Закрыв глаза, он явственно и раздельно прошептал губами еще раз:
— Господи, Господи.
И, раскрыв глаза опять, поднял, как можно выше к потолку, как тогда, в ту ночь, еще у себя в доме, и сказал беззвучно губами:
— Прости.
О, прости. Когда я думаю о тебе, Ты для меня всегда ложь, потому что я не знаю, не вижу, не понимаю тебя. Но я страдаю, и Ты прости. Прости меня за то, что Тебя, когда я думаю о Тебе, никогда для меня нет, и я должен солгать себе, чтобы Ты был.
Я хочу верить в Тебя. Не зная, кто Ты, я хочу верить в Тебя. Я хочу верить, и не знаю, что значит верить, но я хочу как-то верить, потому что я страдаю. Я бьюсь головой о железо и говорю:
— Я верю.
Ты, который как-то есть и которого я, никогда не смея отвергнуть, отвергнуть только потому, что хотел правды, прости меня за то, что я хотел правды. Прости меня за то, что я ничто, и ложь, и грязь, и Ты не можешь хотеть, чтобы я страдал.
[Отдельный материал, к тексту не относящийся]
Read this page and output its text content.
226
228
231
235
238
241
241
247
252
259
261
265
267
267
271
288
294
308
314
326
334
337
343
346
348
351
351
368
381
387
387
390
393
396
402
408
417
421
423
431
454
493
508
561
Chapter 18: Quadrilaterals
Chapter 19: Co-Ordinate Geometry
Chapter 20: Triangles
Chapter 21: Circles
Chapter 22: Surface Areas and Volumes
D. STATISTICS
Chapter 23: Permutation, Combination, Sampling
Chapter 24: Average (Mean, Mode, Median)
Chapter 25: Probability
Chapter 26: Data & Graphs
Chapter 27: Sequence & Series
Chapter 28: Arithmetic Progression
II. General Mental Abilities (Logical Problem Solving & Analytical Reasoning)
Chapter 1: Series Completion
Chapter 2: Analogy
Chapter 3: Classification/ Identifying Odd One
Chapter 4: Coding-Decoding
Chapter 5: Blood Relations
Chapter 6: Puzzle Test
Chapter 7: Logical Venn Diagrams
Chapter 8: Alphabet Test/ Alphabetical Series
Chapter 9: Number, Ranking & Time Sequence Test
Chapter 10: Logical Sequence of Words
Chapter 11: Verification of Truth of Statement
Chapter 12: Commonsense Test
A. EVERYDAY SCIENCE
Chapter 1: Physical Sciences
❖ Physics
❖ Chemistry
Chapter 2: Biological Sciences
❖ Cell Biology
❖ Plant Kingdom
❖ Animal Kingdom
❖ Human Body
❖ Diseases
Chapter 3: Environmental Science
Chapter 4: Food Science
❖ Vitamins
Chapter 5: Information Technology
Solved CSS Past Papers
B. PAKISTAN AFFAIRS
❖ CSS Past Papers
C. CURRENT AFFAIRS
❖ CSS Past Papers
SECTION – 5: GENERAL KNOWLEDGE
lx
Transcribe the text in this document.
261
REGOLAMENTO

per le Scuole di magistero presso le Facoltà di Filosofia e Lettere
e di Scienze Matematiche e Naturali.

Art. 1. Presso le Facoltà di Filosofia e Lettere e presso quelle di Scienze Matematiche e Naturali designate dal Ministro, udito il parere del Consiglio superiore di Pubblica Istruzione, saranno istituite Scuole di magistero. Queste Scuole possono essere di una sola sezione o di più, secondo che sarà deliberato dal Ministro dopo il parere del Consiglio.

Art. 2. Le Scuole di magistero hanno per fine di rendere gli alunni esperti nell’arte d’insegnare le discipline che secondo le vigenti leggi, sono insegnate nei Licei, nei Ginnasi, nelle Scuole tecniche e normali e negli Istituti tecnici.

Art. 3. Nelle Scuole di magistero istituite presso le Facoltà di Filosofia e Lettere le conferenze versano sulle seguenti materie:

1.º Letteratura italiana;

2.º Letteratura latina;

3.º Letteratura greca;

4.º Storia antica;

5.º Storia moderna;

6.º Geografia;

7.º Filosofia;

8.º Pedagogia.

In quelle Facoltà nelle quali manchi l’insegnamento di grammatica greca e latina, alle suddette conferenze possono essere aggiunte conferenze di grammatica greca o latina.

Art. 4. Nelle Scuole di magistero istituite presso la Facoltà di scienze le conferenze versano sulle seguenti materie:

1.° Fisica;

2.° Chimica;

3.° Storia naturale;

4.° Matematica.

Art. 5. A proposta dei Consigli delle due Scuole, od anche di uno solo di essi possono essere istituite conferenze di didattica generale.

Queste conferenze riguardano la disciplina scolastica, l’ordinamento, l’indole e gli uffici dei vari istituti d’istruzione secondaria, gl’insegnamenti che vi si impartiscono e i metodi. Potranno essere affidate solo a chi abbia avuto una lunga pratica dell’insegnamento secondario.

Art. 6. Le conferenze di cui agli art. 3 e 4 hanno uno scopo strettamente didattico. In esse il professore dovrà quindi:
Две крупные слезы выступили и побежали у него по щекам.
— Право, пригласили бы батюшку, — сказала сиделка, близко нагнувшись, и вытерла ему слезы. — Ведь это что же… Это ведь ничего не значит.
— Хорошо, — сказал он ей глазами и подумал: — То, что я называю ложь, есть ложь вообще, для людей, которые живут, или, лучше сказать, для человечества, которое никогда не умирает, а для меня, для того, который непременно умирает, эти ложь есть, на самом деле, нужная правда.
И эта мысль его поразила.
Сиделка опять поправила и даже подтянула косынку и убрала со столика лекарство и посуду. Очевидно, она готовила что-то для прихода священника.
И то, что она делала, не было ложь, а была нужная, необходимая ему его маленькая правда, правда этого одного и самого важного момента его жизни.
Она покрыла столик беленькой салфеткой, потом пошла долго ходила и принесла серебряный образок с золотым венчиком без киота и поставила его на столе, прислонив к ширме. Потом принесла лампадку. Лампадка была зелененькая и, когда она ее зажгла, от нее стал падать бледный и ласковый зеленый свет.
«И эта зелененькая лампадка, и этот свет, и эта тихая радость, которая распространяется от этого света, и все, и есть моя теперешняя правда», — думал Гуляев.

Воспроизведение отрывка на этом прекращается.